Watch Your Deferred Maintenance
Postponing repairs on a building or peace of machinery until cash flow stabilizes often feels like a sensible short-term solution. Be careful how long you defer, however, or you can end up with a backlog that gets increasingly difficult to manage. Some studies show delaying maintenance can increase future costs by as much as 600%. The analogy of a car is appropriate – if you put off an oil change (a $50 maintenance item) until your check engine light turns on (now a $250 diagnostic issue), but then ignore that light and keep driving until your engine fails…well you can conceivably wreck an engine that will cost thousands or even tens of thousands of dollars to repair or replace. All because you skipped an easy $50 upkeep item.

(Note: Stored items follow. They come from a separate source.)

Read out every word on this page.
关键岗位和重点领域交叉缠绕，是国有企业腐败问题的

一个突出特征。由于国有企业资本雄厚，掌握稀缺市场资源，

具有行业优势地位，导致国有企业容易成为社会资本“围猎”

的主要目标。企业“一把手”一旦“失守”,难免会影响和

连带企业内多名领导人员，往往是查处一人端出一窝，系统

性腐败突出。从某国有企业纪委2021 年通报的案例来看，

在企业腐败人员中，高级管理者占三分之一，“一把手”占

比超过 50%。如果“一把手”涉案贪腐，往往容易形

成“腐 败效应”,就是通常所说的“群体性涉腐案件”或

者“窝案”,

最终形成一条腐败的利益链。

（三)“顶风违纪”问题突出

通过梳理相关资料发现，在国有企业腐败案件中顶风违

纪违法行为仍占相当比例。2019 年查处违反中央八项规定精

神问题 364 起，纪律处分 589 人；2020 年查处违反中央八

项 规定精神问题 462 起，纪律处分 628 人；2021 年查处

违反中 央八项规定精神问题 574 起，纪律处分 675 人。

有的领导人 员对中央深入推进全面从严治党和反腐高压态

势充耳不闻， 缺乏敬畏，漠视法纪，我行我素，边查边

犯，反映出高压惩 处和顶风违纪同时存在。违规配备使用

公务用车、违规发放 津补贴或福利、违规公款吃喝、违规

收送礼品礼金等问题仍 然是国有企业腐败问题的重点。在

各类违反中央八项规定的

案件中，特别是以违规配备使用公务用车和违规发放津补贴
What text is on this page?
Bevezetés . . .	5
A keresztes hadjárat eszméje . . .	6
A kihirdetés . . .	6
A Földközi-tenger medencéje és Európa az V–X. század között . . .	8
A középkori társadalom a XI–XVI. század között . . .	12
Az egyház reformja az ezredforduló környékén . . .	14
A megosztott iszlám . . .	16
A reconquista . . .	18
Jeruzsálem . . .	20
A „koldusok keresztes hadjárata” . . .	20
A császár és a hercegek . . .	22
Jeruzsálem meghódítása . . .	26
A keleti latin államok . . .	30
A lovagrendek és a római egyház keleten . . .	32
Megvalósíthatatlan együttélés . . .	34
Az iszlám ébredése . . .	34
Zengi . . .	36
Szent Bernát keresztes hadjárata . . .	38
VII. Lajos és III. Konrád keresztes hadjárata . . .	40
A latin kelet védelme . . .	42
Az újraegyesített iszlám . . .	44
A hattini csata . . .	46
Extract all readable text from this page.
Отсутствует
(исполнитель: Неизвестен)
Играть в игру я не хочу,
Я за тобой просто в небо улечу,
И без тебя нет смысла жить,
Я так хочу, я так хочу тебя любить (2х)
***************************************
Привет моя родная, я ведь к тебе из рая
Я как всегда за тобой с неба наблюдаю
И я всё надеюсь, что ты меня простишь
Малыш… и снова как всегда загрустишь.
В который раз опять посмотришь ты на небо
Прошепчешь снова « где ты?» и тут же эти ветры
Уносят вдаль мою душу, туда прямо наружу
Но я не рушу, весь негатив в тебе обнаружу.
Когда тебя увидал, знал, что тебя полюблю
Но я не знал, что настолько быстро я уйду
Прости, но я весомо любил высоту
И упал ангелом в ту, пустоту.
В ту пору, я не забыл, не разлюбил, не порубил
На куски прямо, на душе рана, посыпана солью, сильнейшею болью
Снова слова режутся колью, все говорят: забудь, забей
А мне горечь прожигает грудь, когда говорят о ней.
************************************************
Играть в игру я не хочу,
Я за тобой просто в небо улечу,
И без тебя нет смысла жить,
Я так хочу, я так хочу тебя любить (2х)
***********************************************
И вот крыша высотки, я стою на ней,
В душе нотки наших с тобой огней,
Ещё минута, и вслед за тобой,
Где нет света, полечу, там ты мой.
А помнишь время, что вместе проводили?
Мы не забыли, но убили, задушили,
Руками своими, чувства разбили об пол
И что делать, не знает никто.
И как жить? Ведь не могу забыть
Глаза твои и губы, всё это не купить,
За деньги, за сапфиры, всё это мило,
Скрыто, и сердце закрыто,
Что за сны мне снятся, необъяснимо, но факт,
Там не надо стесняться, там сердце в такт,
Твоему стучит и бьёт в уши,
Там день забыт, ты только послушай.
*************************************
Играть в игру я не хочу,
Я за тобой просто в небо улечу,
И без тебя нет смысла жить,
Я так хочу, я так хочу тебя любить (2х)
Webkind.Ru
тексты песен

In some ways your business runs the same.
Conduct audits on and built reports around your deferred maintenance so you avoid surprises or an insurmountable backlog that, ultimately, can devalue assets.
Identify Cash Flow Trends
With all components of your Early Warning System, watch for trends. A sudden spike in your rolling 13 week review could be an aberration, or account for one-time expenses or income that impact cash flow. Take note of the general trend line. When it’s moving in a concerning or remarkable way, dive deeper into the characteristics driving the trend. When you can isolate a problematic vendor relationship, maybe renegotiation of terms is in order. If you’re having trouble accommodating seasonal shifts, a new line of credit or alternative funding could be a solution.
Trust Your Capable CFO
A capable CFO will do more than have a look at basic financial reports, give you a thumbs up and see you again in the next meeting. A good CFO is an investigator, and they’ll need to dig into systems issues your company may be having around chronic cash flow issues. Your CFO should be ready with practical recommendations to improve cash flow. They should complement the visionary CEO or executive with the right tactical approach, relationships, and solutions to protect the assets of the company.
Addressing Cash Flow issues can take a variety of strategies, but with your Advanced Warning System functioning with high efficiency, you’ll avoid being caught off guard and in the middle of unmanageable catastrophe.